New Jersey Still Long Way From Recovery
Employment and revenue lag, while pension gap, debt, and infrastructure needs are high.
By Mark Magyar, NJ Spotlight
The jump in New Jersey’s unemployment rate last month to 9.6 percent -- the farthest the state has been above the national average in 30 years -- is just the latest in a series of sobering statistics on the state’s economy and budget.
The 0.4 percent increase from May’s unemployment rate put New Jersey 1.4 percent higher than the national average of 8.2 percent, although the bad news was offset somewhat by a gain of 9,900 jobs during the month. But more troubling news came out of the State Budget Crisis Task Force report issued last week by a blue-ribbon panel of economists. It warned that New Jersey and other state governments faced looming fiscal crises in the years ahead that will require new revenues or draconian cuts.
No economic or fiscal report can be issued over the next year without raising questions about Gov. Chris Christie’s “New Jersey Comeback” and the ongoing debate between Christie and Democratic legislative leaders over whether the state can afford an immediate income tax cut. Christie’s Treasury spokesman, Andrew Pratt, immediately asserted that the state’s problems were “decades in the making” and contended that Christie’s policies had “pulled New Jersey back from the fiscal cliff.”
Indeed, of the six large states included in the State Budget Crisis Task Force Study -- New Jersey, New York, California, Illinois, Virginia, and Texas -- New Jersey arguably faces the toughest overall road:
Even with the new pension law, New Jersey’s combined unfunded pension liability and outstanding state debt equals $8,801 per person, second only to Illinois’ $9,770, and more than double the national average of $4,290.
New Jersey state revenue in Fiscal Year 2011 -- the last year for which revenue figures are available -- was 15 percent below its FY2008 pre-recession high, more than twice the national average of 7.0 percent, worse than the other five large states in the study, and sharply below New York State, whose revenue was down just 0.2 percent.
As of May, the total number of jobs in New Jersey was still 170,400 below the number of state residents working when the Great Recession hit in December 2007 -- better on a percentage-loss basis than California and Illinois, but in sharp contrast to New York State, which has not only regained all of the jobs lost, but added 33,100 new jobs in the same period.
Fifty-five percent of New Jersey’s highways were in poor or mediocre condition -- more than twice as high as in neighboring New York, 3.5 times the national average of 16 percent, and worst among the six states studied.

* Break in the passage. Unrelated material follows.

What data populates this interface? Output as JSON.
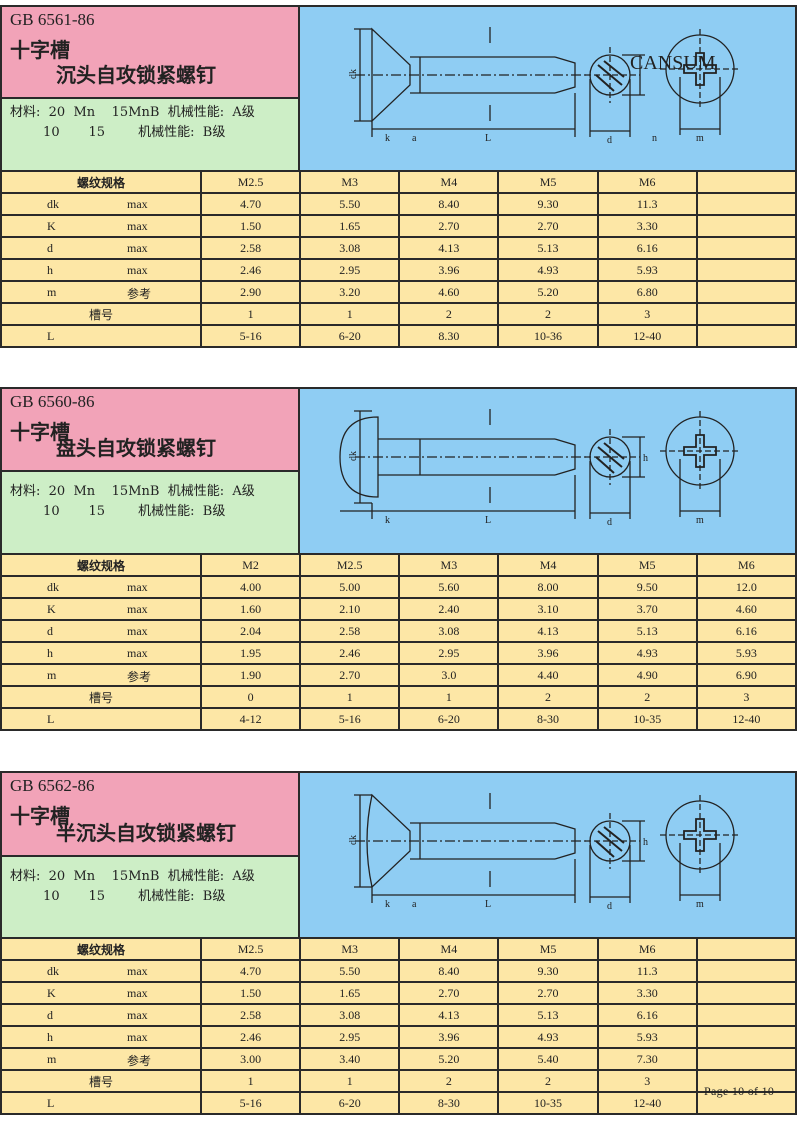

Thirty five percent of New Jersey’s bridges were structurally deficient or functionally obsolete, ranking second to New York State’s 37 percent and 2.5 times the national average of 14 percent.
Keevey warned that New Jersey revenue growth in the years ahead would not be sufficient to simultaneously fund the rise in pension contributions required by the new pension law; the cost of needed repairs to highways, bridges, and other infrastructure; the increasing cost of Medicaid nursing home care for an aging population; school aid, debt service, and other growing costs.